Another mom brought her infant into the ER for constipation. The child had a massive bowel movement while in the waiting room.
Mom figured since she was here, she might get a checkup for the baby anyway. Then, I will present the patient during rounds later.
Imagine how much fun it is to explain to the senior resident that your emergency constipation patient hasn't had a BM in the last hour.
toolatealreadyfapped
42. New Feet
I had a woman come in with her family for a gangrenous toe. It was dry gangrene, and the toe was basically mummified (she lost circulation to that toe).


It was cold, black, and hard, and it basically looked like a black twig. I told her that the toe was lost and we probably should amputate it to prevent the chance of an infection down the road.
She insisted that the toe looked that way because of the gentian violet (a purple antiseptic common in South America) and that the toe would heal. Needless to say, it snapped off as she put on her sock.
andygchicago
43. Indenial Patient
My mom is a nurse, so I asked her to weigh in. She said the number of people who deny having a medical issue because they're on medication is insane.
Nurse: OK, so you have [medical issue A], and you've been taking [medication A]? Patient: I do take [medication A], but I don't have [medical issue A].

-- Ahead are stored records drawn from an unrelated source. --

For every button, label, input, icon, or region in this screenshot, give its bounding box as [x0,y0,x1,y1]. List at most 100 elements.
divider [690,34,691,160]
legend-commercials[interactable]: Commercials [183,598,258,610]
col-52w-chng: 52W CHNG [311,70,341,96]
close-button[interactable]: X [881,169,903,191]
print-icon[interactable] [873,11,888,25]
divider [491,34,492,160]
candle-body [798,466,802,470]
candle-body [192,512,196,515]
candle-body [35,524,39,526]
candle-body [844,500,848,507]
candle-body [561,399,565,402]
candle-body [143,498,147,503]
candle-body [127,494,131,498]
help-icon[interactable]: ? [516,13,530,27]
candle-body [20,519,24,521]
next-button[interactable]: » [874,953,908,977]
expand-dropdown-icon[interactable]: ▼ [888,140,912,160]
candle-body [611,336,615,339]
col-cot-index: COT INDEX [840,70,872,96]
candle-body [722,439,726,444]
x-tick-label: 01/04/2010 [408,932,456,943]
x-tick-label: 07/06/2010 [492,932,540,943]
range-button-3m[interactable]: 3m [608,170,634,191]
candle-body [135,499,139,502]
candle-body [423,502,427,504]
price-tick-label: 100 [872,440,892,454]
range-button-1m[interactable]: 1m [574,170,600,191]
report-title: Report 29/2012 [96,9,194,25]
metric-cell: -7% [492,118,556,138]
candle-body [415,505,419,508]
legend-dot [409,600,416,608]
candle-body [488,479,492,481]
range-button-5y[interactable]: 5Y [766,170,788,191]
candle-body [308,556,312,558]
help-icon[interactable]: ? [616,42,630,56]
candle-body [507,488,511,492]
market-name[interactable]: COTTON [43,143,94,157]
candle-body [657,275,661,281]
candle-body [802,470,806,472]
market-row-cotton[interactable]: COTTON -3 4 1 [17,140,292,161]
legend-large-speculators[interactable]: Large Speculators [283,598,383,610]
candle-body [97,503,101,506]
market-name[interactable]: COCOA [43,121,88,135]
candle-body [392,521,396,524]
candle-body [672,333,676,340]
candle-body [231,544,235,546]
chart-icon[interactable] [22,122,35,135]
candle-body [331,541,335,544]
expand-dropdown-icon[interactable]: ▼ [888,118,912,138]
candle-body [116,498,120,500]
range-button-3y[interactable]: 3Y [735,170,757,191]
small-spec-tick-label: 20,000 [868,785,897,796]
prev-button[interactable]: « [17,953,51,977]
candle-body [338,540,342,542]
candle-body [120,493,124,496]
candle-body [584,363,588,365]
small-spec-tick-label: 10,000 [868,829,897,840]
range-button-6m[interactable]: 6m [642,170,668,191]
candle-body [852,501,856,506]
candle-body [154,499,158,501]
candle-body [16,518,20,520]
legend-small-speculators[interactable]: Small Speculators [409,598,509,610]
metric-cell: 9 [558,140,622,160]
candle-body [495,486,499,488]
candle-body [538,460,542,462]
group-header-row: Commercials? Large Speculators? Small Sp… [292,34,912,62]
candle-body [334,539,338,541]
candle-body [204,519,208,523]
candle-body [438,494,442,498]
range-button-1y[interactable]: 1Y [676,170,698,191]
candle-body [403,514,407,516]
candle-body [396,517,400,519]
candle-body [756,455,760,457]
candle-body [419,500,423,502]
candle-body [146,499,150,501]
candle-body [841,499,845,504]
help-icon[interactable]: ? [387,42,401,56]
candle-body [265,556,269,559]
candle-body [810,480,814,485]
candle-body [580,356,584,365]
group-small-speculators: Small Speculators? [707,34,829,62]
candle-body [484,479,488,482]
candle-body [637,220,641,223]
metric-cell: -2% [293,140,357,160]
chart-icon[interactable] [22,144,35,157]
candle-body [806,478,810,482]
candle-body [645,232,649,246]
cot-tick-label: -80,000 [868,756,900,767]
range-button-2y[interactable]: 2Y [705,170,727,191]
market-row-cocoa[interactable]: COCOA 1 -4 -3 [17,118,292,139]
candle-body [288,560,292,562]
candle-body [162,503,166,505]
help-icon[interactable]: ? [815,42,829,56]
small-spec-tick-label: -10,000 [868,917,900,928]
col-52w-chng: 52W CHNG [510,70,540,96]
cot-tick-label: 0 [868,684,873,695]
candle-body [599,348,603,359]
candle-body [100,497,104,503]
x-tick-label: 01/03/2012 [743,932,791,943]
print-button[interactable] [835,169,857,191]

Nurse: You don't? It says here on our chart that you do. You're definitely taking [medication A], though, right? Patient: No, I don't have that. I just have to keep taking [medication A], and I'll be fine.

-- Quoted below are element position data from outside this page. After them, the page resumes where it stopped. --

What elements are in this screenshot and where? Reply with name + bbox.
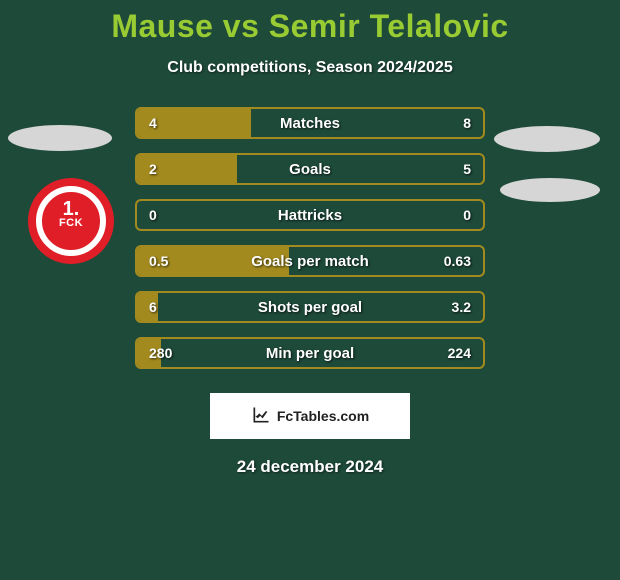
stat-label: Hattricks <box>137 207 483 224</box>
stat-right-value: 0.63 <box>444 253 471 269</box>
stat-row: 6Shots per goal3.2 <box>135 291 485 323</box>
stat-label: Goals per match <box>137 253 483 270</box>
stat-row: 0Hattricks0 <box>135 199 485 231</box>
stats-list: 4Matches8 2Goals5 0Hattricks0 0.5Goals per … <box>135 107 485 369</box>
stat-label: Min per goal <box>137 345 483 362</box>
comparison-card: Mause vs Semir Telalovic Club competitio… <box>0 0 620 477</box>
stat-right-value: 224 <box>448 345 471 361</box>
stats-icon <box>251 405 271 428</box>
stat-right-value: 5 <box>463 161 471 177</box>
stat-label: Shots per goal <box>137 299 483 316</box>
stat-label: Goals <box>137 161 483 178</box>
page-title: Mause vs Semir Telalovic <box>0 8 620 45</box>
stat-row: 0.5Goals per match0.63 <box>135 245 485 277</box>
stat-right-value: 8 <box>463 115 471 131</box>
page-subtitle: Club competitions, Season 2024/2025 <box>0 59 620 77</box>
date-label: 24 december 2024 <box>0 457 620 477</box>
stat-row: 280Min per goal224 <box>135 337 485 369</box>
branding-text: FcTables.com <box>277 408 369 424</box>
stat-right-value: 0 <box>463 207 471 223</box>
stat-label: Matches <box>137 115 483 132</box>
branding-badge: FcTables.com <box>210 393 410 439</box>
stat-row: 4Matches8 <box>135 107 485 139</box>
stat-row: 2Goals5 <box>135 153 485 185</box>
stat-right-value: 3.2 <box>452 299 471 315</box>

Nurse: OK, so you have [medical issue A], which is being managed by [medication A]. Patient: No, that's incorrect. I just have to keep taking [medication A], and my [medical issue A] will be fine.
I guess this is a big one when it comes to people with high blood pressure or diabetes. A more specific one would be a diabetic woman who came in with blood sugar "off the charts" and had to be rushed to the ER, the whole shebang.

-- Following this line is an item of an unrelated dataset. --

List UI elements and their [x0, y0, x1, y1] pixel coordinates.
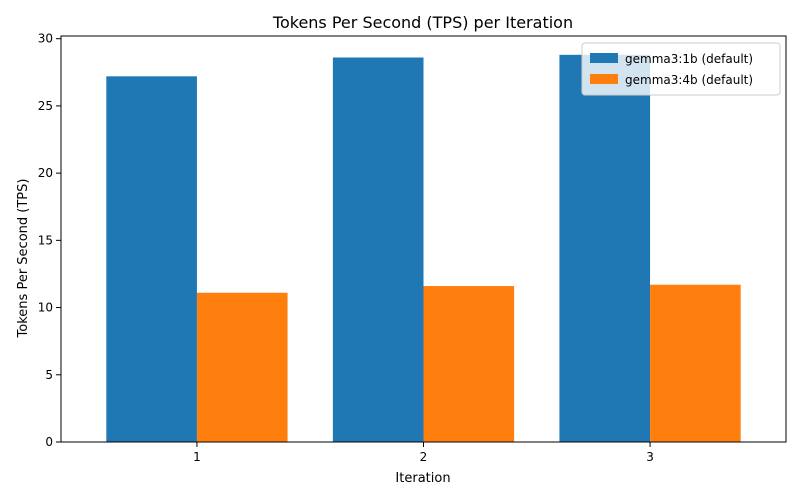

It turns out she was a Diabetic Educator who helped people with diabetes learn about the disease, check their blood sugar levels, and more.
MDMedical
44. Extremely Random Act
I am not a doctor but used to transport patients to large hospitals. One time, I picked up this normal-looking African American guy from the ER who was about 60 and seemed with it.
We joked and talked about current sports the entire way up to his room, which took about 5 minutes. I get him to his semi-private room, which has a patient in the bed closest to the door, having his vitals taken by a nurse.


I asked the guy, "Can you walk?" He hops off the stretcher and says, "Yup!" He walks to his side of the partitioning curtain in his hospital gown with no trouble.
He then walks between his bed and curtain, and without warning, he casts the front of his gown to the side as if it were a superhero cape, begins humming, and proceeds to pee against the curtain in the corner like he is trying to write his name in the snow.
I didn't know what to do other than laugh and tell the nurse. As I left, she just kept repeating, "I love my job... I love my job... I love my job." That was one of the funniest things I have ever seen in person.
Diceeeeeee
45. Digestive System
Emergency nurse practitioner here. Had a patient once with a bowel obstruction, and we were placing a nasogastric tube to suction so the patient didn't have to continue puking their guts up.
The family (consisting of an adult daughter and son) wanted to know why it was necessary to put the patient through an NG tube. This is totally a reasonable question because placing an NG tube is pretty traumatic!
I explained that because the gut contents could not move forward past the obstruction, they were backing up and causing the patient to vomit.


They stared at me blankly. I asked a few questions to clarify what part they didn't understand...and it turns out they didn't have the basic fundamental understanding that the food you put in your mouth travels downward through the stomach and intestines, then exits as feces.
I tried to explain this process very quickly, very basically (think elementary school, health class). I was met with further blank stares, then "Could this be because of some cold cuts they ate this morning?"
I couldn't bring myself to just say "YES, IT WAS THE HAM." I just didn't say anything. Just told them "No, not really" and left it at that.